Hi there,
I recently saw that emacs can replace tmux, but I haven’t found complete information about it.
I’ve used tmux inside a single vterm buffer for several years now, and together with vterm-toggle to toggle buffer visibility with a single keypress, it’s been a nearly perfect setup (apart from vterm-toggle messing up winner-mode’s undo history). I remapped the default tmux operator key to ‘;’ so it kinda logically fits with devil-mode, which I’ve been using for a few months.
I’ve also augmented vterm with custom functions, such as I can quickly cd to another dir using ivy completion in the minibuffer, which is much faster than using shell’s integrated completion system.
multi-term.el
I’ve tried to adopt tmux in my workflow but it’s just so much more convenient to do it from Emacs, especially with vterm. I think you can create multiple vterm instances with C-u M-x vterm
but that might be something I added myself, can’t remember.
Is there anything I’m missing out on by not using tmux?
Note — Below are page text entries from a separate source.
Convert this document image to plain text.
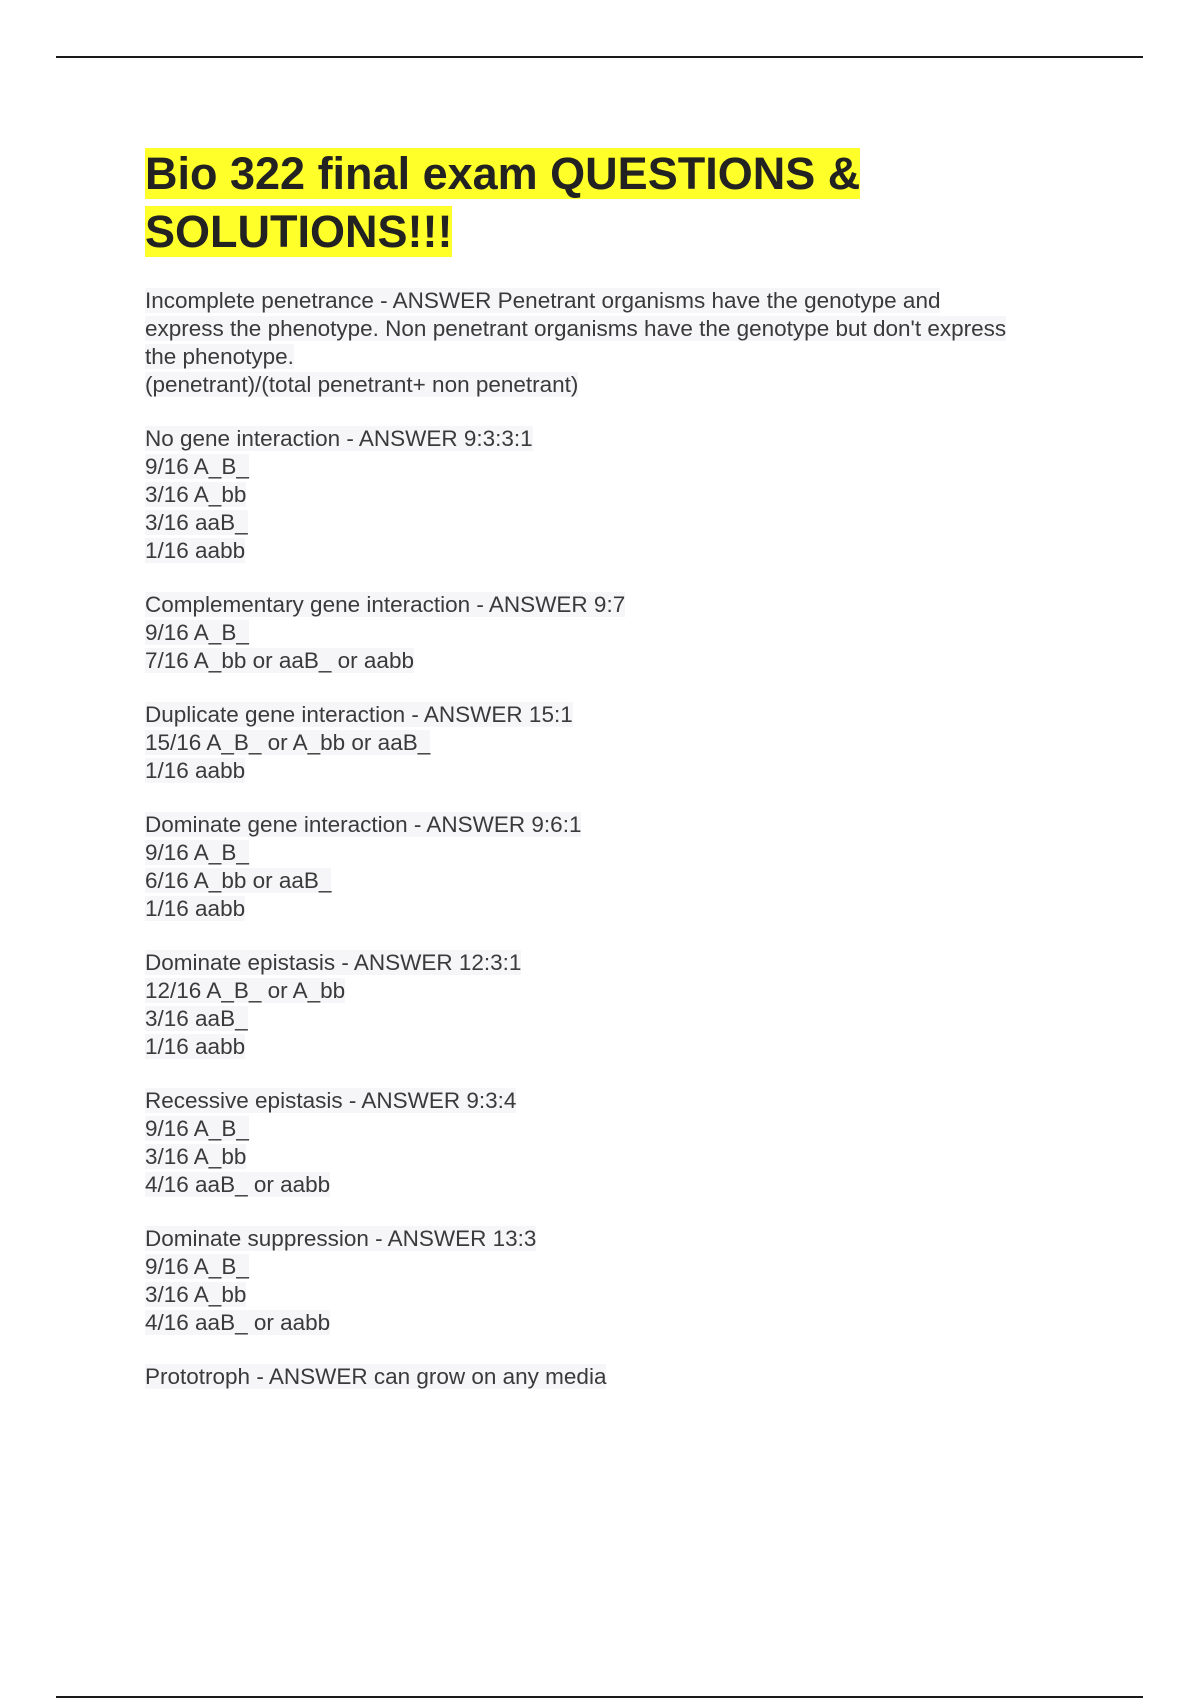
Bio 322 final exam QUESTIONS &
SOLUTIONS!!!
Incomplete penetrance - ANSWER Penetrant organisms have the genotype and
express the phenotype. Non penetrant organisms have the genotype but don't express
the phenotype.
(penetrant)/(total penetrant+ non penetrant)
No gene interaction - ANSWER 9:3:3:1
9/16 A_B_
3/16 A_bb
3/16 aaB_
1/16 aabb
Complementary gene interaction - ANSWER 9:7
9/16 A_B_
7/16 A_bb or aaB_ or aabb
Duplicate gene interaction - ANSWER 15:1
15/16 A_B_ or A_bb or aaB_
1/16 aabb
Dominate gene interaction - ANSWER 9:6:1
9/16 A_B_
6/16 A_bb or aaB_
1/16 aabb
Dominate epistasis - ANSWER 12:3:1
12/16 A_B_ or A_bb
3/16 aaB_
1/16 aabb
Recessive epistasis - ANSWER 9:3:4
9/16 A_B_
3/16 A_bb
4/16 aaB_ or aabb
Dominate suppression - ANSWER 13:3
9/16 A_B_
3/16 A_bb
4/16 aaB_ or aabb
Prototroph - ANSWER can grow on any media
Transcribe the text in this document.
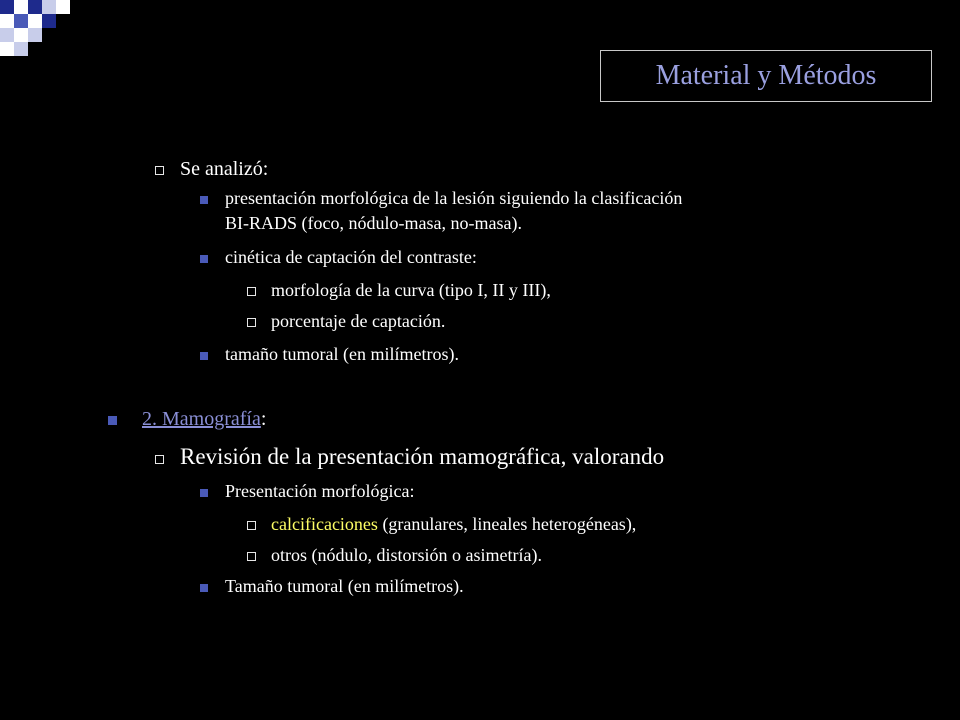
Material y Métodos
Se analizó:
presentación morfológica de la lesión siguiendo la clasificación
BI-RADS (foco, nódulo-masa, no-masa).
cinética de captación del contraste:
morfología de la curva (tipo I, II y III),
porcentaje de captación.
tamaño tumoral (en milímetros).
2. Mamografía :
Revisión de la presentación mamográfica, valorando
Presentación morfológica:
calcificaciones (granulares, lineales heterogéneas),
otros (nódulo, distorsión o asimetría).
Tamaño tumoral (en milímetros).
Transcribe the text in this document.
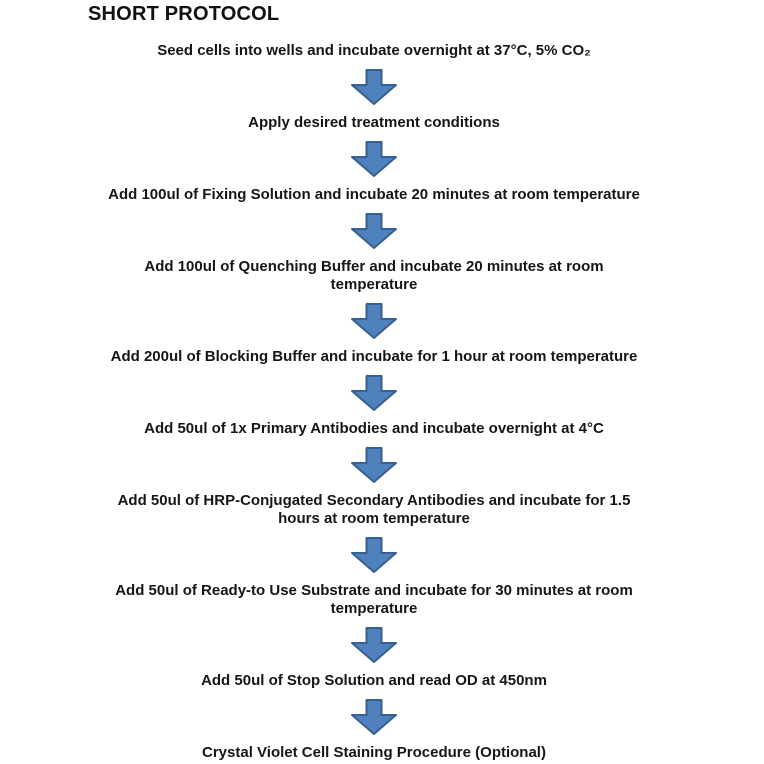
SHORT PROTOCOL
Seed cells into wells and incubate overnight at 37°C, 5% CO₂
Apply desired treatment conditions
Add 100ul of Fixing Solution and incubate 20 minutes at room temperature
Add 100ul of Quenching Buffer and incubate 20 minutes at room
temperature
Add 200ul of Blocking Buffer and incubate for 1 hour at room temperature
Add 50ul of 1x Primary Antibodies and incubate overnight at 4°C
Add 50ul of HRP-Conjugated Secondary Antibodies and incubate for 1.5
hours at room temperature
Add 50ul of Ready-to Use Substrate and incubate for 30 minutes at room
temperature
Add 50ul of Stop Solution and read OD at 450nm
Crystal Violet Cell Staining Procedure (Optional)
Use multi-vterm: https://github.com/suonlight/multi-vterm
Anything else is a waste of time since vterm is the only decent terminal for Emacs.
What’s wrong with eat
? Not a rhetorical question; I don’t know, but I keep thinking of migrating to it.
eat
Doesn’t look like its on GitHub or MELPA:
- https://codeberg.org/akib/emacs-eat
My opinion still stands.
I love this post, exactly what I’m looking for. I mostly work on remote servers and need to debug python and needless to say, it’s a real pain, I did a workaround of using pdb for this case. Nevertheless, using tmux inside emacs feels rly clunky.